Gericht 04.07.2024

Zweimal den denselben Laden überfallen und die Verkäuferin mit einem Messer bedroht

Das Gericht verurteilt einen Räuber eines Lebensmittelladens zu vier Jahren Haft und stationärer Therapie. Diese scheint dringend nötig.

Von Reinhold Meier
aktualisiert am 04.07.2024

Der Beschuldigte überfiel vor dreieinhalb Jahren einen Lebensmittelladen im Raum Buchs. Der Mitte-20-Jährige fragte eine Verkaufsmitarbeiterin in gebrochenem Deutsch nach einer Stange Zigaretten. Als ihm die Mitarbeiterin kurz den Rücken zukehrte, zückte er ein 20 cm langes Küchenmesser, bedrohte die Frau und forderte: «Alles Geld!» Nach dem Überfall floh er mit einer Beute von 845 Franken und einer Stange Zigaretten. Eine Woche später schlug er einer Kollegin mehrfach die Faust ins Gesicht, wodurch sie Blutergüsse erlitt. Auslöser für die brutale Attacke war ein Missverständnis.

Erneut überfallen

Eineinhalb Jahre nach dem Raub im Lebensmittelladen überfiel er erneut dasselbe Geschäft. Dieses hatte ein Hausverbot gegen ihn ausgesprochen, welches ihm per Einschreiben form- und fristgerecht zugestellt worden war. Der Beschuldigte streckte einem Verkaufsmitarbeiter eine geschlossene Tasche entgegen, welche einen Bolzenschneider enthielt. In der Tasche sei eine Waffe, die er einsetzen werde, falls der Verkäufer kein Geld herausgebe. Er solle die Kasse öffnen und ihm das Geld übergeben. Zwei anwesende Kunden griffen beherzt ein, es entstand ein Handgemenge. Der Räuber schlug den Verkaufsmitarbeiter, liess aber von seinem Vorhaben ab und floh. Der Beschuldigte war zusätzlich angeklagt, am Werdenbergersee ein 9200 Franken teures E-Bike gestohlen zu haben, als dessen Besitzer abgelenkt war. Das Diebesgut wollte er im nahen Vorarlberg für 1500 Franken verkaufen.

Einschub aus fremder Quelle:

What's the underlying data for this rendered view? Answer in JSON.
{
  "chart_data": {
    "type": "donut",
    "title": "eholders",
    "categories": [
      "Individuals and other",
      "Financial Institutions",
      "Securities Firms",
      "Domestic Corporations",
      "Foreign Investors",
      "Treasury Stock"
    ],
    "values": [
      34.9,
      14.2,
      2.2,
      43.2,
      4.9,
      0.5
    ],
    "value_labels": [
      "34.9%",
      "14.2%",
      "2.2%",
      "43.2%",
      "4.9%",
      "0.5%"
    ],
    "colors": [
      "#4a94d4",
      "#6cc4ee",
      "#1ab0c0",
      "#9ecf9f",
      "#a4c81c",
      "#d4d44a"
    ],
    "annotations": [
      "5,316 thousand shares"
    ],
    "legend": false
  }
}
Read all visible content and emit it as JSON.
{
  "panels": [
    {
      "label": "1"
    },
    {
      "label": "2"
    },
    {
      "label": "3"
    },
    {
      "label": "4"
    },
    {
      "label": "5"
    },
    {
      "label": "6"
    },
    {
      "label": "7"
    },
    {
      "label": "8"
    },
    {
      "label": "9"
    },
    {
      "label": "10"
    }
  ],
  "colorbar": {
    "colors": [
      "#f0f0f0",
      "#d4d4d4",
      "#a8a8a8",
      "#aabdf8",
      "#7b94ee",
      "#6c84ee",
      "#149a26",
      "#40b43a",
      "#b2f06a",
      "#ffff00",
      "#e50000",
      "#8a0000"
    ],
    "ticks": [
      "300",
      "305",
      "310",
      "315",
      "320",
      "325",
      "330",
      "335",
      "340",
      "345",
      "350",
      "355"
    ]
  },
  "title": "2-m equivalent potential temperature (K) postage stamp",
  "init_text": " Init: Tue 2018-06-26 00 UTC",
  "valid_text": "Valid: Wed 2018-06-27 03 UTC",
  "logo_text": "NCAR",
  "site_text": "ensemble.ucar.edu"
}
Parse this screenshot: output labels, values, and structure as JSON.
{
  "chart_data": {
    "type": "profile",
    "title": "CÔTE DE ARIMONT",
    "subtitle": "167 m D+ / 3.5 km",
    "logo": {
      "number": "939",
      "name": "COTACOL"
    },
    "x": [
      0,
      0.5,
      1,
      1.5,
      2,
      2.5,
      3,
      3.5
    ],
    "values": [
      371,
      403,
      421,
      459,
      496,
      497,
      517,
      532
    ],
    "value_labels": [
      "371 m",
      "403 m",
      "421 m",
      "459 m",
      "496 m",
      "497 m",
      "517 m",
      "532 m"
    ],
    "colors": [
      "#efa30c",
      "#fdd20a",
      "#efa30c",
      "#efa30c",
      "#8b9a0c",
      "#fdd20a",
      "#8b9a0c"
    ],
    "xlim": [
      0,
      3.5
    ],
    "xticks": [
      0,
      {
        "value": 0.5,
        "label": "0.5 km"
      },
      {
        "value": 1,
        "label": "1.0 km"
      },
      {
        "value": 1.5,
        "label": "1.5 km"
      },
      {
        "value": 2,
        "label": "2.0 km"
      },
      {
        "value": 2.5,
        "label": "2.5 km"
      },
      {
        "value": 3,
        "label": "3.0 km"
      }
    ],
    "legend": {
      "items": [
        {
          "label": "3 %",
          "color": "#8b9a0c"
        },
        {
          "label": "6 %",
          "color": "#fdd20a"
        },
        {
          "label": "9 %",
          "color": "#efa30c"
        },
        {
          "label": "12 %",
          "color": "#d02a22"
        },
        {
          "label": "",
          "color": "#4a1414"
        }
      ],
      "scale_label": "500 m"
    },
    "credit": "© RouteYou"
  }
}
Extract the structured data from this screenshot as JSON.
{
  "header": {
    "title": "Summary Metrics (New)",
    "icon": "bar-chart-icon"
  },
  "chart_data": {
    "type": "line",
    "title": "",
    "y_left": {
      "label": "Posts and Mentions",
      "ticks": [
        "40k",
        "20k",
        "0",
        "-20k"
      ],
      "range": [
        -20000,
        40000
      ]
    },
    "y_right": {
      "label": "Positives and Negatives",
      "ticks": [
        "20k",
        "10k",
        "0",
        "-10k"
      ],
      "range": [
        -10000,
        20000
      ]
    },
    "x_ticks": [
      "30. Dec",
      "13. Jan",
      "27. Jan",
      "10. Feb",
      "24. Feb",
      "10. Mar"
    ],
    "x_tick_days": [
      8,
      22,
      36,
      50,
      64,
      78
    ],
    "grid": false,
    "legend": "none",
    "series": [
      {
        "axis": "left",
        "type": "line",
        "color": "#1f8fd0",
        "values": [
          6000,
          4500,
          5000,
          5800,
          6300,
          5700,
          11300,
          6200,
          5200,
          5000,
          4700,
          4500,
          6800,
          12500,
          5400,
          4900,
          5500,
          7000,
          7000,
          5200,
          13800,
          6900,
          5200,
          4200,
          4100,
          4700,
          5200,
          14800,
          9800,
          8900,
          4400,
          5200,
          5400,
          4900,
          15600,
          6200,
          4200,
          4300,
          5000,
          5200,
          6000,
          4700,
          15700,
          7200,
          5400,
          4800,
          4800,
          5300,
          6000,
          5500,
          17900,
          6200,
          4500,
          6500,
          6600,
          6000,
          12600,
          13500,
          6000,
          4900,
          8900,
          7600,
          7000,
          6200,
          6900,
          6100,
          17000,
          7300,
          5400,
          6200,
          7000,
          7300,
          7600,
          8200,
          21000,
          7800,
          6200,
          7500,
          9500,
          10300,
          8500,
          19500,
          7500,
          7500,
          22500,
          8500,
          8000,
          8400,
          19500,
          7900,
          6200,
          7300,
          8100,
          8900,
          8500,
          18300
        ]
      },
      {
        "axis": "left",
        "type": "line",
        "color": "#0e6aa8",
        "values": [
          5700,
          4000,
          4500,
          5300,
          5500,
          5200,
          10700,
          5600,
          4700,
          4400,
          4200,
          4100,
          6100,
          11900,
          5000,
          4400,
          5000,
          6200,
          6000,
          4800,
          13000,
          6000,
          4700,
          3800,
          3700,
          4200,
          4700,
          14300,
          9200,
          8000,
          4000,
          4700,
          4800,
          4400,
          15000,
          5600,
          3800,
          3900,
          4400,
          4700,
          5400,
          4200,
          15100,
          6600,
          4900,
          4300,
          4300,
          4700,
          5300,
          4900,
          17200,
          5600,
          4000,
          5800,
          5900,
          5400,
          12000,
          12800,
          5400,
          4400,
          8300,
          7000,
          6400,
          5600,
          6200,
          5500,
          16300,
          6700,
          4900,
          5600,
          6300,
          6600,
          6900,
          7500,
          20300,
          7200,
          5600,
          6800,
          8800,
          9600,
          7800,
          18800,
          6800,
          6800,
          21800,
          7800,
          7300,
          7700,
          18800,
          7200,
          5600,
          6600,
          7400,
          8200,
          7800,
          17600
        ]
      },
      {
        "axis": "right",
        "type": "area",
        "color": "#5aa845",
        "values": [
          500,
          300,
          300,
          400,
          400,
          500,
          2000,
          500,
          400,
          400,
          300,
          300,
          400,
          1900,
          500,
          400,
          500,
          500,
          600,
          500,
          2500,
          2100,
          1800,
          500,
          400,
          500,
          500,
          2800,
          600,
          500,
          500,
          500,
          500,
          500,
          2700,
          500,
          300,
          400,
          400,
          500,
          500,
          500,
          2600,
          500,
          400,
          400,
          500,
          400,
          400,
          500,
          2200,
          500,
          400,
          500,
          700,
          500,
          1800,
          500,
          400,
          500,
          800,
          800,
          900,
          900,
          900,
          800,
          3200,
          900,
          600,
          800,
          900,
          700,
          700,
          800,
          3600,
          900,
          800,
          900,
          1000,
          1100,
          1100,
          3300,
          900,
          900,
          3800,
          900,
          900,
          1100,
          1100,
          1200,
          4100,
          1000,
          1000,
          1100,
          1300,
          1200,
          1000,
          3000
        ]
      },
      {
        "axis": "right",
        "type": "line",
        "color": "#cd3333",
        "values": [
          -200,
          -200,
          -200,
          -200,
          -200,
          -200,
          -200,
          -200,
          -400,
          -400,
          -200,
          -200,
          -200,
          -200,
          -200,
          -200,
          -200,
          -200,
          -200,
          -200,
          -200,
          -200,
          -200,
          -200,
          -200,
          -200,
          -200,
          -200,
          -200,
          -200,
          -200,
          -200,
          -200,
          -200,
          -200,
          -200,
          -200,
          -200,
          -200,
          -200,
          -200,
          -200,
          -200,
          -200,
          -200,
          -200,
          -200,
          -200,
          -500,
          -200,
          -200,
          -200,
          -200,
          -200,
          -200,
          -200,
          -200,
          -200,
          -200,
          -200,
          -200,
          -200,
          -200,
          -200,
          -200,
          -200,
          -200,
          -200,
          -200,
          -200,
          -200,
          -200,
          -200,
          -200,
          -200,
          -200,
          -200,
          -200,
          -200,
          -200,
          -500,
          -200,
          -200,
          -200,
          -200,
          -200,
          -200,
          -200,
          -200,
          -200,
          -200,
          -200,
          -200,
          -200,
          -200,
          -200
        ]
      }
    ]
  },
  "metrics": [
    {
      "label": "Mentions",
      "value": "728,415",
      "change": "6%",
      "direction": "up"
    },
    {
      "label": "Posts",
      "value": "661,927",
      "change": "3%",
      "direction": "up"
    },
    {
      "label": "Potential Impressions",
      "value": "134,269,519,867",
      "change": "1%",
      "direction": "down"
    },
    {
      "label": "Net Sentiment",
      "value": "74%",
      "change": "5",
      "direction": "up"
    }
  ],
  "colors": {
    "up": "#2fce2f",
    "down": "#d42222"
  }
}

Geiselnahme im Fitnessraum?

Zuletzt brachte die Staatsanwaltschaft ein seltenes Delikt zur Anklage. Der Beschuldigte sass nach dem zweiten Raub in einem Ostschweizer Gefängnis ein. Sein Plan war, mit einem zweiten Gefangenen einen Wärter im Fitnessraum zu überwältigen, ihn zu fesseln, als Geisel zu nehmen und damit ihre Freiheit zu erpressen. Sie montierten Fussschnallen und Draht eines Velotrainers ab, um den Wärter damit zu fesseln. Da sich ein Mitgefangener einem Gefängnismitarbeiter anvertraute, wurde der Plan vereitelt.

Die Anklage forderte viereinhalb Jahre Haft wegen Raub, 
versuchten Raubes, Vorbereitungshandlungen zu einer Geiselnahme, Körperverletzung, Beschimpfung und Diebstahl. Hinzu kamen noch Drogendelikte, Schwarzfahren und Diebstahl eines Autos für eine Spritztour ohne Führerausweis. Die Verteidigung plädierte auf umfangreiche Freisprüche, namentlich in den Hauptanklagepunkten. Für den Rest sei maximal ein Jahr Haft auszusprechen. Der Beschuldigte selbst stritt den Raub ab.

Freiheit erst nach
Lernerfolg

Das Gericht gelangte bei den rechtlich schwerwiegenden Raubdelikten zu Schuldsprüchen. Die versuchte Geiselnahme konnte nicht hinreichend bewiesen werden. Der Teilfreispruch hatte aber nur geringen Einfluss auf das Strafmass. Die Kammer verhängte neben der Haftstrafe eine stationäre Therapie sowie den «59er». Dieser Paragraf koppelt die Entlassung eines Delinquenten an seinen Therapieerfolg. Erst wenn dieser sichergestellt ist, kommt er frei, weshalb er auch als «kleine Verwahrung» bekannt ist.

Fällig werden zudem 30 Tagessätze à 30 Franken als Geldstrafe sowie eine Genugtuung für die Kollegin, die er geschlagen hatte, in Höhe von 500 Franken plus Ersatz für ihre zu Bruch gegangene Brille. Von den Verfahrenskosten in Höhe von 57' 000 Franken muss er aufgrund der erfolgten Freisprüche 90 Prozent bezahlen, den Rest übernimmt der Staat.